EU privacy watchdog wants Pegasus spyware banned

The European Union Data Protection Supervisor (EDPS) has urged EU officials to ban the use and deployment of the Pegasus commercial spyware across Europe, citing unprecedented risks and damages to personal freedoms and the rule of law across Europe.

Developed by Israeli software company NSO Group, Pegasus is a powerful spyware strain capable of infecting both Android and iOS devices.

The tool is sold as part of a surveillance-as-a-service package that can infect users, retrieve data from their devices, and monitor their movements and online activity in real-time.

Since its launch as a commercial product in the early 2010s, NSO Group has claimed that it has only sold the tool to official law enforcement agencies.

However, despite the agency's claims, all recent investigations have found the Pegasus spyware on the phones of countless journalists, political figures, dissidents, and activists in tens of countries, ranging from oppressive regimes but also western democracies.

Recent cases of Pegasus infections found outside the scope of regular crime-fighting investigations have found the spyware deployed on the phones of politicians and activists in Hungary, Poland, El Salvador, Finland, and Israel.

In the light of recent cases of irregular use of the Pegasus spyware, the EDPS, which is an independent authority that advises EU lawmakers on data protection and privacy topics, has called on them to ban the use of the software inside EU countries.

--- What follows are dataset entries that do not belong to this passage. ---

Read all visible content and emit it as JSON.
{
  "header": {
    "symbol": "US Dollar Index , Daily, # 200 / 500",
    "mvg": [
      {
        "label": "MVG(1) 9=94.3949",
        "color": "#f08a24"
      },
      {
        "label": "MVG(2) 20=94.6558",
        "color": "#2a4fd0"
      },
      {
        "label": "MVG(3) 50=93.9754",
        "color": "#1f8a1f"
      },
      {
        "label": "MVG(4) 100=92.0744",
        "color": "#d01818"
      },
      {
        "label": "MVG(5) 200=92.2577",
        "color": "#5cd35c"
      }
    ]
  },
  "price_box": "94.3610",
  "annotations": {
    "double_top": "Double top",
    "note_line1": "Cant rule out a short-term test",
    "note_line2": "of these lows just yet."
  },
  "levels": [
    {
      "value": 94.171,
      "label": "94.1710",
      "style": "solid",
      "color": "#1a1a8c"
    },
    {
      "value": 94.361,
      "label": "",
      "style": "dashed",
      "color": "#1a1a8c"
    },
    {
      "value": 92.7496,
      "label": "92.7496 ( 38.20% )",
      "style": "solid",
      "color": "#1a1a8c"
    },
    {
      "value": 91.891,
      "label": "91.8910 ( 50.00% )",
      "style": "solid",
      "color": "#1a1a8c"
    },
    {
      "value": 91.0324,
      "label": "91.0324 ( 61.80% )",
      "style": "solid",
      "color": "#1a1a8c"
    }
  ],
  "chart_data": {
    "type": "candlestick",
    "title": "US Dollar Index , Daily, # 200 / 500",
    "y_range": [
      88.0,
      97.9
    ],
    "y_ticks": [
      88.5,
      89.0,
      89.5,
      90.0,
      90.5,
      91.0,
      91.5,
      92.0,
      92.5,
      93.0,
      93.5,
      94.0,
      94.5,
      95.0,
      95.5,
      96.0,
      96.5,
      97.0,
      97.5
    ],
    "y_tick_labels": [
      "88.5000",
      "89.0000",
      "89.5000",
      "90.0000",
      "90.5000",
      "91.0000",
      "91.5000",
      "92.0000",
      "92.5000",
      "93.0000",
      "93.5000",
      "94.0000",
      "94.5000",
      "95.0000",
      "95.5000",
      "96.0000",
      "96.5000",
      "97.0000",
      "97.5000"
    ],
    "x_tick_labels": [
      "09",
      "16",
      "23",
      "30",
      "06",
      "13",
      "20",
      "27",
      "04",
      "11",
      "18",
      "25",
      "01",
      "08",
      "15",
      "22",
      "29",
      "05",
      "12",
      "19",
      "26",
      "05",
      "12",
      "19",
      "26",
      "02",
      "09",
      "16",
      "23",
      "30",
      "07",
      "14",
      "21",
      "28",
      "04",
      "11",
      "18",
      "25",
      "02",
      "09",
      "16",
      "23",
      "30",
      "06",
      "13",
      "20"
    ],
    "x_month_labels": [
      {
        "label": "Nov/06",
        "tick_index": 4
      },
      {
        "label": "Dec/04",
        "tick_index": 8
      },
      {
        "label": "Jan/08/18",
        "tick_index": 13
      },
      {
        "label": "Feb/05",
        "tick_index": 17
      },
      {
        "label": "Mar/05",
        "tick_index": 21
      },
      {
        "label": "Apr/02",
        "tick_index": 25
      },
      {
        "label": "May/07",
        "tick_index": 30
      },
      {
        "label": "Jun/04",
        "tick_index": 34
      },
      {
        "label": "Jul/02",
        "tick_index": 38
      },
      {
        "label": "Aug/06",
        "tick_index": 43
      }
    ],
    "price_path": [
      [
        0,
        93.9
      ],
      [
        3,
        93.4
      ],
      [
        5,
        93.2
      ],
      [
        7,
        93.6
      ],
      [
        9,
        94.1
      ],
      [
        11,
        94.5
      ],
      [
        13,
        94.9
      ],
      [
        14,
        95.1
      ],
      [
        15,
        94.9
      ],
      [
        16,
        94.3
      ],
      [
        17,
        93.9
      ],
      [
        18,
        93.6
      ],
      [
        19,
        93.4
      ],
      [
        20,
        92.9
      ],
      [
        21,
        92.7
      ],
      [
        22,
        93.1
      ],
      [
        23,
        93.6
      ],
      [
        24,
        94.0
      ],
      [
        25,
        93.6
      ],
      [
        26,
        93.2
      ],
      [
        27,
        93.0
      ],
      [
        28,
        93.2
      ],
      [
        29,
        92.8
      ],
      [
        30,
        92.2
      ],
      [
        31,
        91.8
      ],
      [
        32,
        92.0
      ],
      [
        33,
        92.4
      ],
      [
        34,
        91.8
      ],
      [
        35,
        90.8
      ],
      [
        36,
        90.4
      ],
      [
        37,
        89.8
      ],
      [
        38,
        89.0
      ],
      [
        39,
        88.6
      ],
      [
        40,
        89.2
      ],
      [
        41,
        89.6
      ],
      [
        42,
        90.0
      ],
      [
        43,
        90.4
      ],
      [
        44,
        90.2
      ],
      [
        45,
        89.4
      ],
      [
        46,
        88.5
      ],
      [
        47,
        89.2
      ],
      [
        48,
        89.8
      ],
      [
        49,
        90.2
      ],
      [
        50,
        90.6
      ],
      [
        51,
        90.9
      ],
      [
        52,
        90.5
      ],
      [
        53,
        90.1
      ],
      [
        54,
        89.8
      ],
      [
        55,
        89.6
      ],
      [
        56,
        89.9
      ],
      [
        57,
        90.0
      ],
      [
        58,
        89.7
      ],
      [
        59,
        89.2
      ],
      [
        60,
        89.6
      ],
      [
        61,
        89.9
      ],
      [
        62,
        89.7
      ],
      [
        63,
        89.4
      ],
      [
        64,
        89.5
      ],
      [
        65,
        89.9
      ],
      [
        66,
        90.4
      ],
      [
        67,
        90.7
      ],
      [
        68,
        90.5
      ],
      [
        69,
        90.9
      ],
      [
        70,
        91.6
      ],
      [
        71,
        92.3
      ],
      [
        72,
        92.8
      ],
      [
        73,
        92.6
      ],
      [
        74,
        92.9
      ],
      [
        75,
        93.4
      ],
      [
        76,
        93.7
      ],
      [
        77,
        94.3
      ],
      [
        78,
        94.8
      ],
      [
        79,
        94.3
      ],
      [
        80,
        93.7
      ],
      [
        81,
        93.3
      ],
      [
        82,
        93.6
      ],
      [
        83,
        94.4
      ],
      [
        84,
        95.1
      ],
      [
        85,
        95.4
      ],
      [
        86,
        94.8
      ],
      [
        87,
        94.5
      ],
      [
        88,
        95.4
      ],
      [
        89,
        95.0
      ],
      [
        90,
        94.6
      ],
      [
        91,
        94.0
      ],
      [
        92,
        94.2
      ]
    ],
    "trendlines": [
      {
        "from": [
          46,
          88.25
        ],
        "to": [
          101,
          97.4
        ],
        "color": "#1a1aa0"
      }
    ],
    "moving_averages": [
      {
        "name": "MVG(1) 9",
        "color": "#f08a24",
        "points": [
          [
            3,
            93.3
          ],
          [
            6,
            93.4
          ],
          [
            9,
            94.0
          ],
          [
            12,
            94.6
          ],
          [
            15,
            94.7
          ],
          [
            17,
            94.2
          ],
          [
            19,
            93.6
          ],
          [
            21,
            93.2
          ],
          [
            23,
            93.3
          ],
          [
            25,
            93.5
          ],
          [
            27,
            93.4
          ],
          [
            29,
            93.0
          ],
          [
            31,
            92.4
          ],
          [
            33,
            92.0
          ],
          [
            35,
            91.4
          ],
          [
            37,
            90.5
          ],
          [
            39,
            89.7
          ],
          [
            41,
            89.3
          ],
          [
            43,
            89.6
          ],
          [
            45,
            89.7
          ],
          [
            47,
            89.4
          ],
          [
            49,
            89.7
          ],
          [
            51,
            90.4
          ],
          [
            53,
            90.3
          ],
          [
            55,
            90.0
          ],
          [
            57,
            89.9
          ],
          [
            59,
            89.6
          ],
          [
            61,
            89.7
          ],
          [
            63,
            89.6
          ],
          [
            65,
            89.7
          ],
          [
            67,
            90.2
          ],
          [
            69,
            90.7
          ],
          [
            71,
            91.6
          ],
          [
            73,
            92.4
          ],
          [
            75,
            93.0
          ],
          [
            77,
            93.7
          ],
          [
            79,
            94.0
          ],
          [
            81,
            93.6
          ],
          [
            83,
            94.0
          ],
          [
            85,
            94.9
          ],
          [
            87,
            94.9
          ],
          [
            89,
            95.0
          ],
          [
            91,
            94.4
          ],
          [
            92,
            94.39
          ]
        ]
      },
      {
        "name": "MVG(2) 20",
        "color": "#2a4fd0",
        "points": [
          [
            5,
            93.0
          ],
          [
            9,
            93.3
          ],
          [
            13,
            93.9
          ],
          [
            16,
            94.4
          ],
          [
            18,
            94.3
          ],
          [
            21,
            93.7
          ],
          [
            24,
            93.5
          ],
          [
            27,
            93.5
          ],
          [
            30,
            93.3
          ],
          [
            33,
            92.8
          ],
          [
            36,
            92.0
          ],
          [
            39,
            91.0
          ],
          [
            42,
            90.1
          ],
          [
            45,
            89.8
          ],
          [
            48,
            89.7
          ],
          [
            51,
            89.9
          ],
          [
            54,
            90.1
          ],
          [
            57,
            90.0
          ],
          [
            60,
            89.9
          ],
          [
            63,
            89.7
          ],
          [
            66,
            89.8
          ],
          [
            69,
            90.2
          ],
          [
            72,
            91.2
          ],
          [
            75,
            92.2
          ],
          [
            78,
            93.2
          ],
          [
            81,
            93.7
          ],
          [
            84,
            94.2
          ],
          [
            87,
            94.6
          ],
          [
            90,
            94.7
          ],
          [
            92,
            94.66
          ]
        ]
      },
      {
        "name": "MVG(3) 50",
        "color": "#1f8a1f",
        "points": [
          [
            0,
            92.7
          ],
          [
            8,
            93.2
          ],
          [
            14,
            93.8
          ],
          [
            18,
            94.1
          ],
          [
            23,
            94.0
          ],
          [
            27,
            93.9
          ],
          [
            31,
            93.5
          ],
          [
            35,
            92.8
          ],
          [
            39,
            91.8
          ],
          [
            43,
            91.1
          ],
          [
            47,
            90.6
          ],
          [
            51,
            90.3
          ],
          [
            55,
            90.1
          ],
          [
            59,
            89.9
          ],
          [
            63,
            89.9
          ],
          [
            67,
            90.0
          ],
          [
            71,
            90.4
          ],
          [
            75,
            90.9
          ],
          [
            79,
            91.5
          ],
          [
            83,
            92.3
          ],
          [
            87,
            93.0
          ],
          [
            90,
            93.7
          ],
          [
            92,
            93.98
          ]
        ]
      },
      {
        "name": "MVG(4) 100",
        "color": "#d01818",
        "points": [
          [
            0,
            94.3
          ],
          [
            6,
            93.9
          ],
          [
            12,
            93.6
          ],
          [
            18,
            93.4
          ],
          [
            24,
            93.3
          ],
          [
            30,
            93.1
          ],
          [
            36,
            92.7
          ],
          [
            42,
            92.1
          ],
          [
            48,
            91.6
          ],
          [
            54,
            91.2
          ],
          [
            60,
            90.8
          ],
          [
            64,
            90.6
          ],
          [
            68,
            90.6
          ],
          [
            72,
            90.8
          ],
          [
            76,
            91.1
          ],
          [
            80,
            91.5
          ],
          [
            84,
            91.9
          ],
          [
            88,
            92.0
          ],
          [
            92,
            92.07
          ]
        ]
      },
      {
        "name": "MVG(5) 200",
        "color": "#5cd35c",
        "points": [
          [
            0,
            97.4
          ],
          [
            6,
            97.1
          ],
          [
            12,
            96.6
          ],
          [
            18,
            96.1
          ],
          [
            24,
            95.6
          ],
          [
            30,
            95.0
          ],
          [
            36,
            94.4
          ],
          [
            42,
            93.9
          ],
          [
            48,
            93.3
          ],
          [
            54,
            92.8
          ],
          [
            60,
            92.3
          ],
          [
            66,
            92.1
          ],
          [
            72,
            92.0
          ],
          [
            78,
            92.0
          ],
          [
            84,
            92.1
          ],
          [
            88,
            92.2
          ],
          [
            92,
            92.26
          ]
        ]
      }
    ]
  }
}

The EDPS cited the spyware's advanced features, its ability to obtain unrestricted access to phones, and its zero-click infection capabilities as the main reasons for its decision, 

The EU data protection watchdog said that a tool as advanced as Pegasus should not be allowed to be used inside Europe without any restrictions or supervision, which encourages abuse from NSO's customers.

The EDPS left a door open for the tool's deployment but asked the EU to better oversight of its criminal and national security procedures, which are the legal mechanisms through which Pegasus has been deployed in the past.

" 'National security' cannot be used as an excuse to an extensive use of such technologies nor as an argument against the involvement of the European Union," the EDPS said in a set of preliminary remarks today.

The EDPS' call for the ban of the Pegasus spyware comes after the US sanctioned the NSO Group last year after it found the company had allowed its tool to be used by oppressive regimes to commit human rights violations.

Weeks later, Apple also filed a civil lawsuit against NSO Group, asking a judge for an injunction to prevent the Israeli company from developing new exploits for its devices.

Historically, the NSO Group has constantly claimed it only sold its tool to foreign governments and law enforcement agencies and that it did not know or was responsible of how its customers used the tool, a claim that was countered by security experts who studied the company's Pegasus surveillance platform.